I met Tiffanni in tenth grade, she was in ninth. She had just finished her first summer traveling with the Alabama All-State Youth Choir and I assumed that she sang like a songbird. But with words. When you’re young, there are some things that seem more admirable than when you’re older. Anyone that could sing captured my wonder and a pretty girl with a great voice was like a dream.
I hate to admit it, but I had a real list when I was a teenager. Not just in my head, because you can adjust those subconsciously to match changing values, but a real list on a real sheet of paper- loose leaf, college ruled. It was what I wanted in a mate. We lived in the South, so I assumed that I would be married within a few years, so it wasn’t that big of a deal to think about marriage as a teenager. Maybe as a guy, but not as a teenager.
The list was pretty specific if I remember correctly. In fact, I broke things off with more than one girl because she didn’t seem to match the list at the time. I made up terrible reasons that I’m embarrassed to admit now, “God told me to” kind of commandment breaking, using the Lord’s name in vain stuff.

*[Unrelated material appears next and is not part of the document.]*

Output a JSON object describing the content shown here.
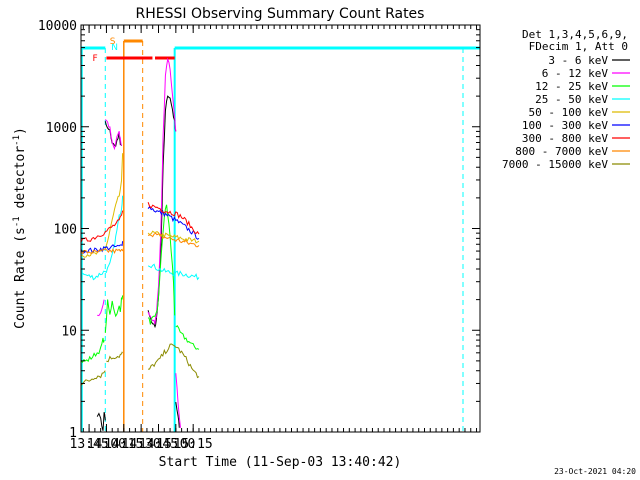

But when I saw Tiffanni for the first time, singing with a choir- because “can sing well” was on the list- my heart skipped a beat. I imagined marrying her from high school on. Which is an odd thing to say when you’re 16, but I really did think I wanted someone like her. And the summer after my senior of high school, I was certain.
I’ve mentioned this before, but when I accepted my first ministry position in 1998, we weren’t married yet and the job was for a youth pastor and music minister dual role. I felt good about pastoring teenagers, I was unconvinced of my ability to sing, play the piano, and lead people in worship. “Are you kidding, you’re amazing!” She told me. “If anyone can do this, you can. And I’ll be with you the whole time.” She was a brilliant liar, so good at it that she believed the lie herself. Which is the best way to encourage someone- you actually believe what you’re saying.
So, we accepted the position and moved to Tennessee. I began leading hundreds of people in worship from day one. The first Sunday that I was there was the third time that I had ever led worship in my life.
Every Sunday that I led, I got a little better, a little more confident, and every week Tiffanni bragged about how amazing I was. Just so we’re clear, I wasn’t and I knew it, but I honestly believed that she thought I was everything that she said about me. Admiration from someone you love, someone that I had watched in awe sing for years, goes a long way. Every week, we led, side by side. She sang, I sang, and when she harmonized, I sounded ten times better than I really was. It was like going to the studio and adding auto-tune and reverb and studio magic and all that jazz. She brought the best out of me.
Last weekend my daughters participated in the Fine Arts Competition. Several hundred teens from all over the state enter a contest of arts- music, drama, writing, dance, design, photography. It really is a great opportunity to discover a talent sans Simon Cowell. Both of my girls entered two categories. Photography and Vocal Solo. They have a knack for both. An artist’s eye and an angel’s voice. And that’s not just dad talking- they really are great. Their pictures were beautiful and their songs entrancing. All the feels, all the chillbumps just hearing them do something that they loved. Everyone should sing, but the best of us should sing in front of other people. I’m not sure that I ever had any business singing in front of people except for the fact of what it has afforded me for my girls. Singing gave me an appreciation of song and beauty, of lyric and rhyme. I’ve spent a lot of time with music only to end up average, however, I know what good is and I know what it takes to be good- drive, natural ability, and truth. I’m pretty good at two-thirds, but I see in my girls all three. You can’t go through what they go through and not be able to tap into an area of feeling that can only come from deep wells. Trust me, there is little girl drama, but they are full of truth, deep human raw truth.
Every time that we get into the car they ask for me to play a song. They assign melody and harmony and sing a concert for dad. I sometimes play my music just to hear them sing my truth because it sounds better that way. It sounds real and lived and honest and true. True, not in the sense of facts, I stink at those, but true in the sense of what Dumbledore said, “It’s a beautiful and a terrible thing, truth, and should be therefore treated with great caution.”
My truth is that my kids now sing the song that my wife can’t. I can’t remember a time that Tiffanni and I got into the car and didn’t sing. I also can’t remember when that singing stopped. It happened over the course of years and it happened all at once. Her voice slowly began to fade just as Addyson and Carsyn were discovering Veggie Tales. Singing and bouncing on the edge of the bed, every word, most of the notes, all of the fun. In some ways, lists are dumb. What I wound up with that didn’t make that list was far beyond what I could have desired. But I’m so thankful that I stumbled upon singing, that I added it to a teenager’s list of arbitrary preferences. Without a song that once was and is no more, I never would have recognized this new song and the beauty that it brings.